– Если ты ждешь этого, то похоже ты опоздал, – холодно сказал Генрих. – Силы Глостера собраны. Я не сомневаюсь, что мы встретимся через день или два. Конечно, я намерен настаивать на встрече.
Капли пота потекли по виску Стэнли.
– Мои силы собраны. Они находятся на юге. Мы будем двигаться параллельно вам. Бог мне свидетель: когда начнется сражение, я поддержу вас. Если бы у меня был еще один сын здесь, я бы отдал его вам в заложники.
– Я не убиваю детей из-за проступка отца. Вознаграждение и наказание для того, кто совершает поступки, а не для невинного, у которого нет власти. – Генрих встал. – У меня дела. Прощайте до победы.
– Сир! – лорд Стэнли схватил Генриха за руку, но Брэндон подошел ближе с наполовину обнаженным мечом. Генрих сделал нетерпеливый жест и Брэндон отошел назад.
– Я люблю вашу мать, – произнес Стэнли. – Вы понимаете, если я не сдержу слово, я не отважусь войти в ее покои, и я не смогу ездить по ее земле без опасения, что кто-то воткнет мне нож в спину или живот. Я не смогу доверять моему собственному священнику. Все люди слишком привязаны к ней. Если бы ценой своей жизни я мог разрешить все вопросы, я бы отдал ее. Не вы убийца невинных, а Глостер. Я не могу убить своего сына, не могу.
Леди Маргрит неожиданно остановилась на середине фразы и посмотрела на руки, сжатые так сильно, что побелели суставы.
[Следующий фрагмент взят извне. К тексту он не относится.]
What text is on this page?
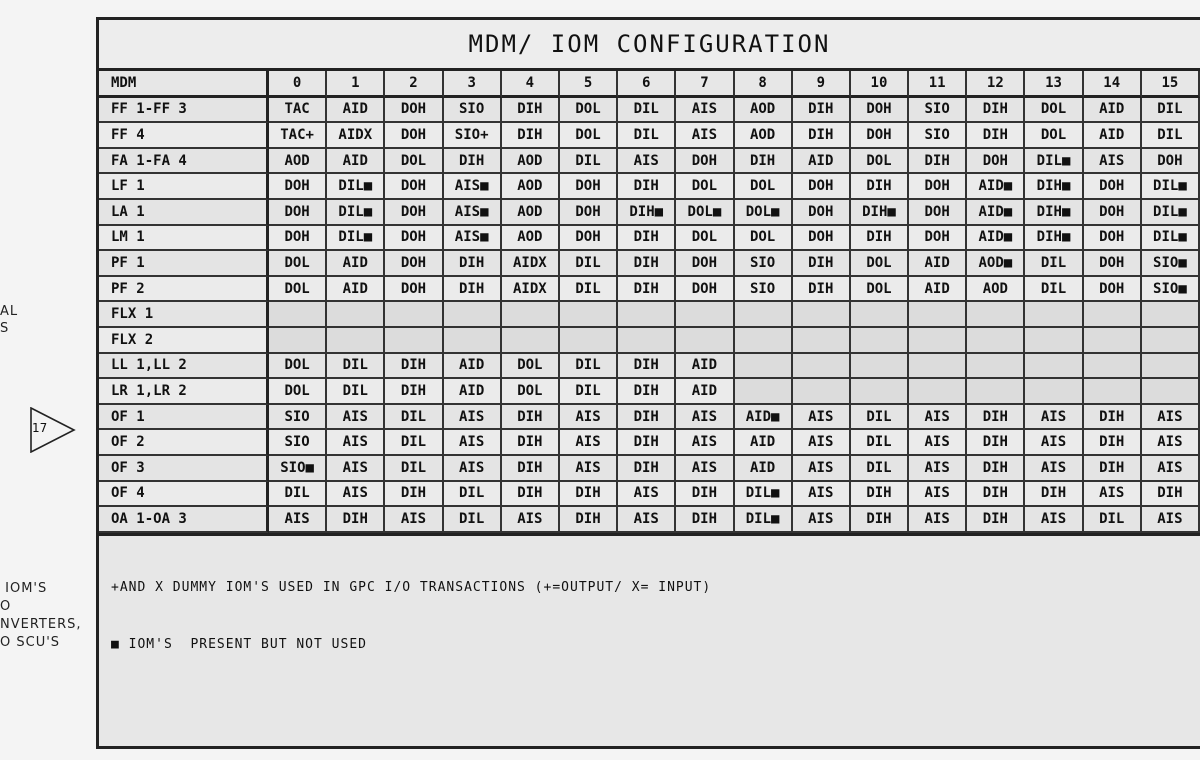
AL
S
17
IOM'S
O
NVERTERS,
O SCU'S
MDM/ IOM CONFIGURATION
MDM	0	1	2	3	4	5	6	7	8	9	10	11	12	13	14	15
FF 1-FF 3	TAC	AID	DOH	SIO	DIH	DOL	DIL	AIS	AOD	DIH	DOH	SIO	DIH	DOL	AID	DIL
FF 4	TAC+	AIDX	DOH	SIO+	DIH	DOL	DIL	AIS	AOD	DIH	DOH	SIO	DIH	DOL	AID	DIL
FA 1-FA 4	AOD	AID	DOL	DIH	AOD	DIL	AIS	DOH	DIH	AID	DOL	DIH	DOH	DIL■	AIS	DOH
LF 1	DOH	DIL■	DOH	AIS■	AOD	DOH	DIH	DOL	DOL	DOH	DIH	DOH	AID■	DIH■	DOH	DIL■
LA 1	DOH	DIL■	DOH	AIS■	AOD	DOH	DIH■	DOL■	DOL■	DOH	DIH■	DOH	AID■	DIH■	DOH	DIL■
LM 1	DOH	DIL■	DOH	AIS■	AOD	DOH	DIH	DOL	DOL	DOH	DIH	DOH	AID■	DIH■	DOH	DIL■
PF 1	DOL	AID	DOH	DIH	AIDX	DIL	DIH	DOH	SIO	DIH	DOL	AID	AOD■	DIL	DOH	SIO■
PF 2	DOL	AID	DOH	DIH	AIDX	DIL	DIH	DOH	SIO	DIH	DOL	AID	AOD	DIL	DOH	SIO■
FLX 1																
FLX 2																
LL 1,LL 2	DOL	DIL	DIH	AID	DOL	DIL	DIH	AID								
LR 1,LR 2	DOL	DIL	DIH	AID	DOL	DIL	DIH	AID								
OF 1	SIO	AIS	DIL	AIS	DIH	AIS	DIH	AIS	AID■	AIS	DIL	AIS	DIH	AIS	DIH	AIS
OF 2	SIO	AIS	DIL	AIS	DIH	AIS	DIH	AIS	AID	AIS	DIL	AIS	DIH	AIS	DIH	AIS
OF 3	SIO■	AIS	DIL	AIS	DIH	AIS	DIH	AIS	AID	AIS	DIL	AIS	DIH	AIS	DIH	AIS
OF 4	DIL	AIS	DIH	DIL	DIH	DIH	AIS	DIH	DIL■	AIS	DIH	AIS	DIH	DIH	AIS	DIH
OA 1-OA 3	AIS	DIH	AIS	DIL	AIS	DIH	AIS	DIH	DIL■	AIS	DIH	AIS	DIH	AIS	DIL	AIS

+AND X DUMMY IOM'S USED IN GPC I/O TRANSACTIONS (+=OUTPUT/ X= INPUT)

■ IOM'S  PRESENT BUT NOT USED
Она закрыла глаза и с трудом подавила свои чувства. То, что она делала, должно было бы быть оскорбительным для Господа. В течение часа, а может быть нескольких часов, она произносила молитвы, не зная ни их значения, ни их содержания. Она открыла глаза и посмотрела на распятие.
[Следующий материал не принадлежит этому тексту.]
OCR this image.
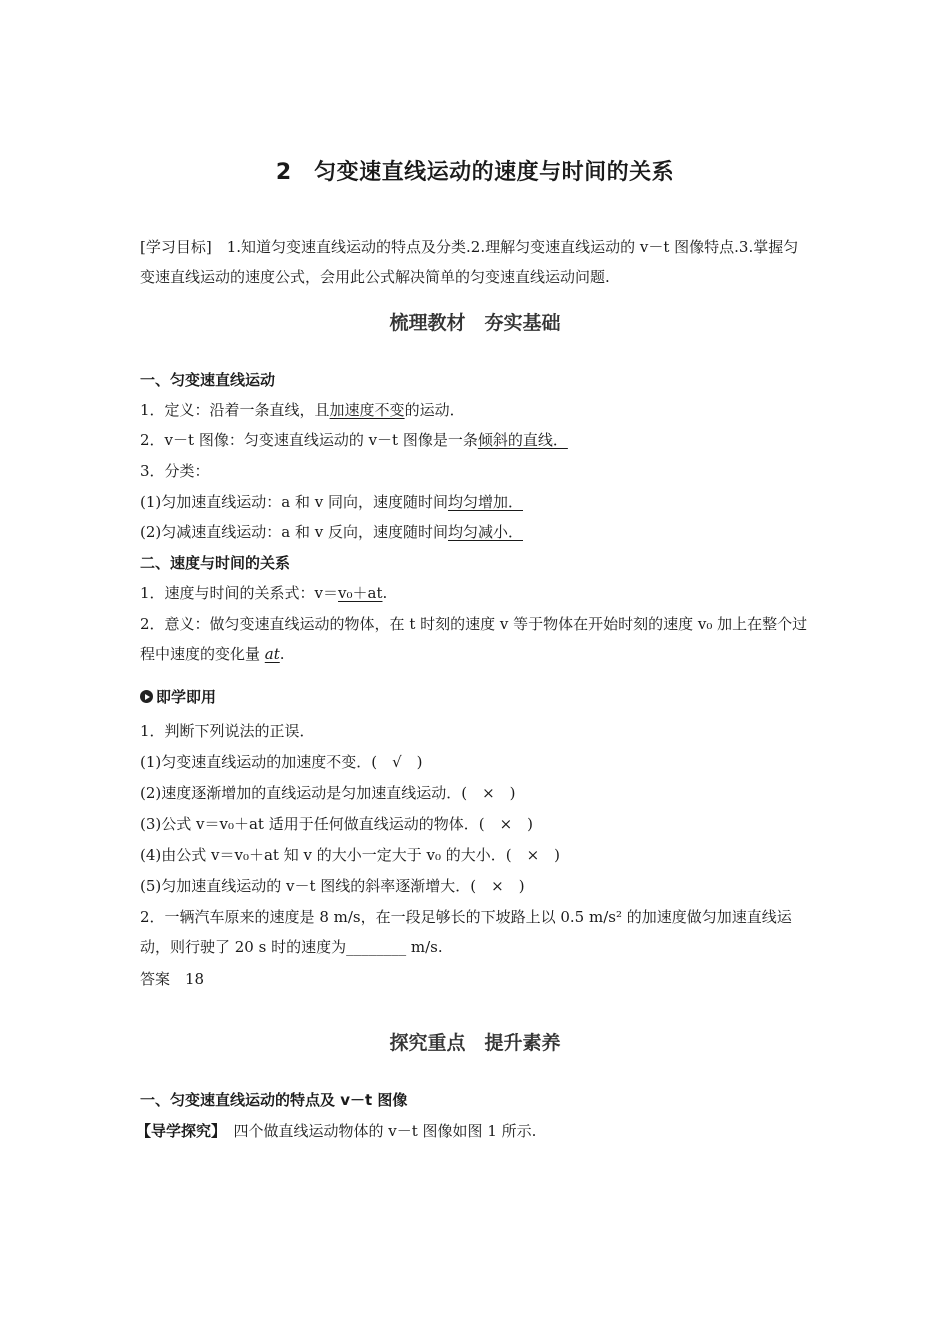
2　匀变速直线运动的速度与时间的关系
[学习目标]　1.知道匀变速直线运动的特点及分类.2.理解匀变速直线运动的 v－t 图像特点.3.掌握匀变速直线运动的速度公式，会用此公式解决简单的匀变速直线运动问题.
梳理教材　夯实基础
一、匀变速直线运动
1．定义：沿着一条直线，且加速度不变的运动．
2．v－t 图像：匀变速直线运动的 v－t 图像是一条倾斜的直线．
3．分类：
(1)匀加速直线运动：a 和 v 同向，速度随时间均匀增加．
(2)匀减速直线运动：a 和 v 反向，速度随时间均匀减小．
二、速度与时间的关系
1．速度与时间的关系式：v＝v₀＋at.
2．意义：做匀变速直线运动的物体，在 t 时刻的速度 v 等于物体在开始时刻的速度 v₀ 加上在整个过程中速度的变化量 at.
即学即用
1．判断下列说法的正误．
(1)匀变速直线运动的加速度不变．(　√　)
(2)速度逐渐增加的直线运动是匀加速直线运动．(　×　)
(3)公式 v＝v₀＋at 适用于任何做直线运动的物体．(　×　)
(4)由公式 v＝v₀＋at 知 v 的大小一定大于 v₀ 的大小．(　×　)
(5)匀加速直线运动的 v－t 图线的斜率逐渐增大．(　×　)
2．一辆汽车原来的速度是 8 m/s，在一段足够长的下坡路上以 0.5 m/s² 的加速度做匀加速直线运动，则行驶了 20 s 时的速度为________ m/s.
答案　18
探究重点　提升素养
一、匀变速直线运动的特点及 v－t 图像
【导学探究】　四个做直线运动物体的 v－t 图像如图 1 所示.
– Прости меня, – произнесла она. – Твоя мать простила бы меня.
Затем Маргрит стала мучительно думать о том, все ли было сделано правильно. Святая Мария не одарила ее сына честолюбием Маргрит. Подчинение воле Господа не означало обманным способом убедить любящего и преданного мужа подвергнуть опасности жизнь его собственного сына ради ее выгоды. Выгоды? Какой выгоды? Разве Генрих не в большей опасности? Маргрит попыталась увлажнить губы, но ее рот был сухой как зола. Ее гордость! Ее грех! Каждый, кто когда-либо любил ее, будет страдать за это.
Вдовствующая королева Англии облизала губы влажным розовым языком, как довольный кот. Сейчас уже скоро, очень скоро она займет свое место в государстве, признанная всеми как член королевской семьи и к тому же дважды: как королева-вдова и королева-мать. Ее положение будет неприступным. В целом это было лучше, чем если бы на трон взошел ее сын. У Эдварда всегда было свое мнение, даже когда он был маленьким мальчиком. Оказывать влияние на Элизабет будет намного легче, и ни выскочка Тюдор, ни страшный Глостер не смогут отказать королеве ни в чем. Пролито слишком много крови Эдварда. Еще одна капля – и простые и благородные англичане сделают саму Элизабет королевой.
При этой мысли вдова снова облизала губы. В любом случае придет конец всему этому. Если все произойдет именно так, то можно будет избавить страну от ненавистного Глостера и оставить его королеву-жену, которая тоже была горячо любимой наследницей Эдварда IV, в качестве правительницы от ее собственного имени. Ее имя и моя сила, думала вдова, придадут особый вкус замыслу.
Но самое лучшее состояло в том, что не было никакой разницы, кто победит в сражении, которое неминуемо надвигалось. Если одной твари суждено умереть, то какой именно – не имеет значения.
Им обоим нужна Элизабет, чтобы удержать трон: Глостеру, потому что страна ненавидит его, и Тюдору, потому что он был всего лишь выскочкой из Уэльса, простак, у которого законных прав на королевские почести не больше, чем у его услужливого дедушки. Медленная улыбка скривила губы вдовы. Если умрут оба – это тоже не будет иметь значения. Тогда либо Элизабет будет названа королевой, либо Уорвик, а он слабоумный. В целях безопасности он вынужден будет жениться на Элизабет. Таким образом, я буду править посредством Элизабет, счастливо думала вдова. Сражение и новости о его результатах, какими бы они ни были, дойдут до вдовы не очень скоро.